Revealing the Position Effect of an Alkylthio Side Chain in Phenyl-Substituted Benzodithiophene-Based Donor Polymers on the Photovoltaic Performance of Non-Fullerene Organic Solar Cells

In this work, position effects of an alkylthio side chain were investigated by designing and synthesizing two copolymers based on a phenyl-substituted benzo[1,2-b:4,5-b′]dithiophene (BDTP) and difluorobenzotriazole (FTAZ).

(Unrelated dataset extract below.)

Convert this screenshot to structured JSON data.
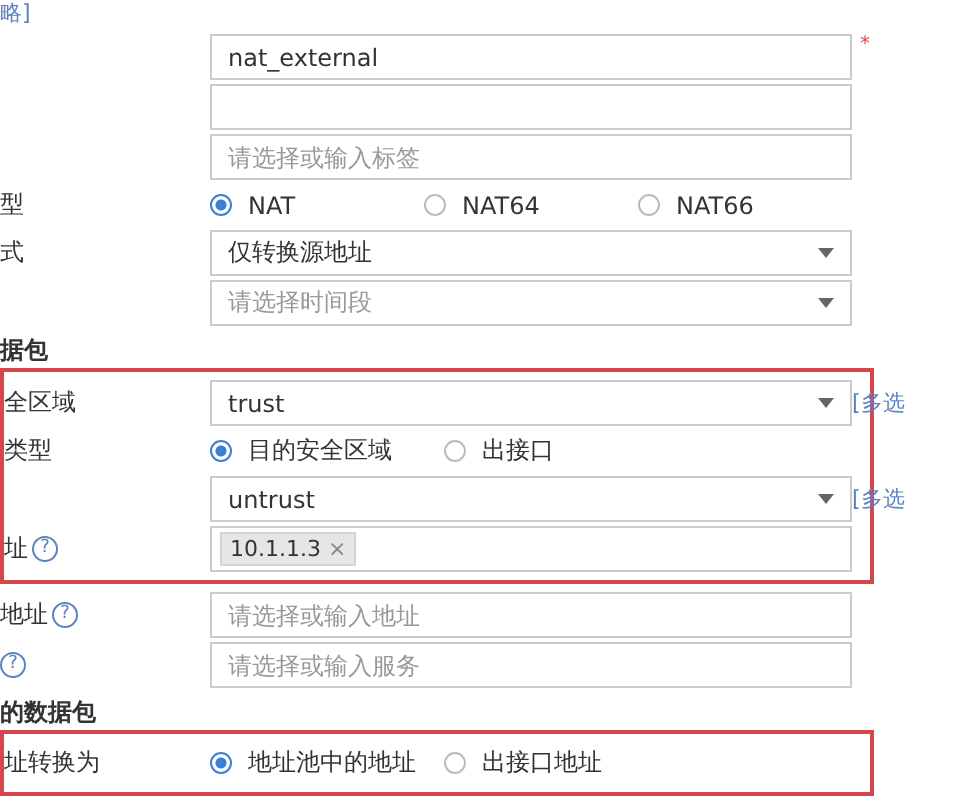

The polymer based on the meta-position-alkylthiolated BDTP, named m-PBDTPS-FTAZ, showed a relatively broader bandgap (2.00 vs 1.96 eV) and lower highest occupied molecular orbital (HOMO) energy level (-5.40 vs-5.32 eV) than its para-positioned structural isomeric analogue polymer (named p-PBDTPS-FTAZ), that is, m- A nd p-PBDTPS-FTAZ with the side chain structured as ethylhexyl-in the phenyl unit and hexyldecyl-in the FTAZ moiety. When blended with ITIC, m-PBDTPS-FTAZ showed a comparable crystallinity but more uniform morphology compared to that of p-PBDTPS-FTAZ. A high power conversion efficiency of 13.16% was achieved for m-PBDTPS-FTAZ:ITIC devices with a high open circuit voltage (V_OC) of 0.95 V, which is higher than that of p-PBDTPS-FTAZ:ITIC devices (10.86%) with a V_OC of 0.89 V. Therefore, m-BDTPS could be an effective donor unit to construct high-efficiency polymers due to its effectively decreased HOMO energy level of polymers while still maintaining good molecular stacking.